Les conséquences de cette chute se font déjà sentir. Au-delà de l’insécurité et de la crise sanitaire, la croissance économique de 2020 devrait accuser un recul de plus de 80%, avec une chute du taux de pression fiscale, 13,3% contre une prévision de 15,5%, soit un manque à gagner de plus de 230 milliards de FCFA pour l’Etat sur l’exercice 2020, et le coton, acteur de la croissance, y est pour beaucoup. Cette erreur d’appréciation nous a éjectés de la première place, récupérée par le Benin, suivi du Burkina, et de la Cote d’Ivoire. Le Benin, contrairement au Mali, a décidé malgré la morosité de la conjoncture économique internationale, de maintenir leur « prix bord champ » annoncé aux producteurs. Ce signal fort du gouvernement béninois a permis aux cotonculteurs de maintenir leur quantité prévisionnelle de production.
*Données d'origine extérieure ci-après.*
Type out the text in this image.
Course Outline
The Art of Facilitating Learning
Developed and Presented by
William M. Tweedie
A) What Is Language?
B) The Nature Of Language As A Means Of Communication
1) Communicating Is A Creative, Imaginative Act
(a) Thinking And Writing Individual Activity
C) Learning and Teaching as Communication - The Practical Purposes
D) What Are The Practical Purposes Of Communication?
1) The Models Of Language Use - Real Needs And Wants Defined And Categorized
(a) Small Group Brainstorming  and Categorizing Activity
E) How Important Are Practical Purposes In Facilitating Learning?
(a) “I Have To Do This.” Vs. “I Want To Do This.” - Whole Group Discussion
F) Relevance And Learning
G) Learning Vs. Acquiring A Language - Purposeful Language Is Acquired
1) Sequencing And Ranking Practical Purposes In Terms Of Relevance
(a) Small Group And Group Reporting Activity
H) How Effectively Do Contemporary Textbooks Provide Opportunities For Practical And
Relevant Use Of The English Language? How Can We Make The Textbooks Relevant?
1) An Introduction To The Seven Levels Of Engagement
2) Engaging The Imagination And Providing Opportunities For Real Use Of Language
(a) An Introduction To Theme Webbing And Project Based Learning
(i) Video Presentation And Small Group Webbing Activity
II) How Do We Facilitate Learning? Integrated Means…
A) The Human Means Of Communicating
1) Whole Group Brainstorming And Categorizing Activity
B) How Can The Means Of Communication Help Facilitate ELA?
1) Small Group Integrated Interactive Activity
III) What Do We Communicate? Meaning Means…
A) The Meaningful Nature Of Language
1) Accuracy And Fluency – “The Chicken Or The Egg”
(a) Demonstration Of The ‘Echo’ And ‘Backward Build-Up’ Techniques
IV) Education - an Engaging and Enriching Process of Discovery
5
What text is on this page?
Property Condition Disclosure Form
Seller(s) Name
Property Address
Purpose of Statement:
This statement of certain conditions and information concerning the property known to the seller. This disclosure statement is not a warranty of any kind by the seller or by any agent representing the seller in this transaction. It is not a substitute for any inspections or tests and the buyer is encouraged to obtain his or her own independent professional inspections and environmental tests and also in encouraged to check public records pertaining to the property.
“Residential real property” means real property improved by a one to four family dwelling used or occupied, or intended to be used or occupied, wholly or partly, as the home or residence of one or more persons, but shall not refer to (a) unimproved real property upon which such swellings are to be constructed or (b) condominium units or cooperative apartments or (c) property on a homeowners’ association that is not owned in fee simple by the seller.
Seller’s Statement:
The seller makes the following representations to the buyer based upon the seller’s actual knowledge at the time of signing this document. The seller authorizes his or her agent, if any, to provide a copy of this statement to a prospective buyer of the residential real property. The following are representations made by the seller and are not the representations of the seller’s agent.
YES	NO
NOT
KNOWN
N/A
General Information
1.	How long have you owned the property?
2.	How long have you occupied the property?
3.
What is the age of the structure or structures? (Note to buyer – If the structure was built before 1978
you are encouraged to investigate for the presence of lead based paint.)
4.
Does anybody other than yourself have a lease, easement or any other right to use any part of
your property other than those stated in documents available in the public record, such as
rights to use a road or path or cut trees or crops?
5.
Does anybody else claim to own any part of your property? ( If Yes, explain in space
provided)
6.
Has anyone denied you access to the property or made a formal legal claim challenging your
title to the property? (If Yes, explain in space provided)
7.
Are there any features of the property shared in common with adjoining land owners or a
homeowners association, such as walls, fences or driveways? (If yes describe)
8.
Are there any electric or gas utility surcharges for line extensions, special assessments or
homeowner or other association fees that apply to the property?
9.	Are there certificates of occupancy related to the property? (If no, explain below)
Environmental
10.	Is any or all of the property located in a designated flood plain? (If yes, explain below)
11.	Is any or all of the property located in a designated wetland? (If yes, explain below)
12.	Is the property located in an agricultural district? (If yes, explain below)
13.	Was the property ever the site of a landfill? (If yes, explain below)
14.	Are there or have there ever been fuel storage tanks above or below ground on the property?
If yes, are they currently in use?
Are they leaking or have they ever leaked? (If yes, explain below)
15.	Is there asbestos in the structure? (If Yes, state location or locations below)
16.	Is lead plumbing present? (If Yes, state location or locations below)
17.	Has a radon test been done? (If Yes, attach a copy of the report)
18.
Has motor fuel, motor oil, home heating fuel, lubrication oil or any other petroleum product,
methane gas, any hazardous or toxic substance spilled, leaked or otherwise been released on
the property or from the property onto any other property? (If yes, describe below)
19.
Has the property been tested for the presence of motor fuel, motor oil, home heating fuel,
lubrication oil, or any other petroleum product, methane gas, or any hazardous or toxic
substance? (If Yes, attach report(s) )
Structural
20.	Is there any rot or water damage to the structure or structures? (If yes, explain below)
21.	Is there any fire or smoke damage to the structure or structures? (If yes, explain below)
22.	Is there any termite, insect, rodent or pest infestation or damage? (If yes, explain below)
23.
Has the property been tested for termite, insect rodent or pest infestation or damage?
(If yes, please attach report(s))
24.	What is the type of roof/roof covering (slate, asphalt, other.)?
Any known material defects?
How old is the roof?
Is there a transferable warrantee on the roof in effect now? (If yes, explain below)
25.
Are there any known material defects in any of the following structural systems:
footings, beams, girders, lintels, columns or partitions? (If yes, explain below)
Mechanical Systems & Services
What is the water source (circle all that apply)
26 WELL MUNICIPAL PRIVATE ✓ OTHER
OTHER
Ainsi, à travers cette fonction « d’Etat providence », le Benin est sûr aujourd’hui de faire des surplus commerciaux, puisque les cours du coton sont entrain de repartir à la hausse, ce qui témoin une augmentation de la demande globale mondiale.
Une industrialisation axée sur les filières agricoles nationales comme perspectives
La transformation du coton en Afrique, particulièrement au Mali se limite à l’égrainage, seulement 3% de la production sont transformés, les 97% sont exportés à l’état brut. Une variation soudaine et brutale des cours du coton fibre comme ce fut le cas avec la baisse de la demande mondiale du tissu à cause du COVID 19 engendrerait des conséquences graves pour l’économie malienne. Ces conséquences peuvent aller d’un simple ralentissement des activités économiques, à une dépression. Une stratégie de promotion du secteur industriel, axée sur les filières agricoles comme le coton est aujourd’hui une nécessité. Cette stratégie sera conjuguée avec l’objectif de réduction du niveau de pauvreté et de création d’emploi. En la matière, le Mali peut disposer d’un avantage de « compétitivité prix », puisque qu’il peut mobiliser une grande quantité de cette matière première qui, déjà est appréciée à l’international pour sa qualité précieuse. De surcroit, des statistiques du département américain pour l’agriculture estiment que la mise en place de 10 unités de transformations jusqu’au tissu, engendrera la transformation de la moitié du coton produit au Mali, pour un chiffre d’affaire d’un milliard de dollar, soit l’équivalent de 600 milliards de FCFA.
Pour y parvenir, il est essentiel de surmonter les d’obstacles liés à l’industrialisation qui est inextricablement tributaire du fonctionnement des machines et donc de la disponibilité de l’énergie. Il convient alors de palier la crise énergétique et rendre facile son accès. Il y a aussi la formation du capital humain nécessaire pouvant relever le défi de la crise de qualification dans la chaine de production et de transformation. Ajouter à cela, la problématique de la fertilité des sols, le réchauffement climatique et ses aléas, la fluctuation des taux de change sur le marché international, une agriculture mécanisée, moyen propice pour réduire les couts de production et accroitre les rendements et la compétitivité.
Tout cela doit être compris dans une vision stratégique de développement, portée par une nouvelle culture politique au service du bien-être collectif. Le développement de la culture économique chez l’homme politique malien est plus que jamais une nécessité.
Khalid, Economiste et D. Ballan, Politologue.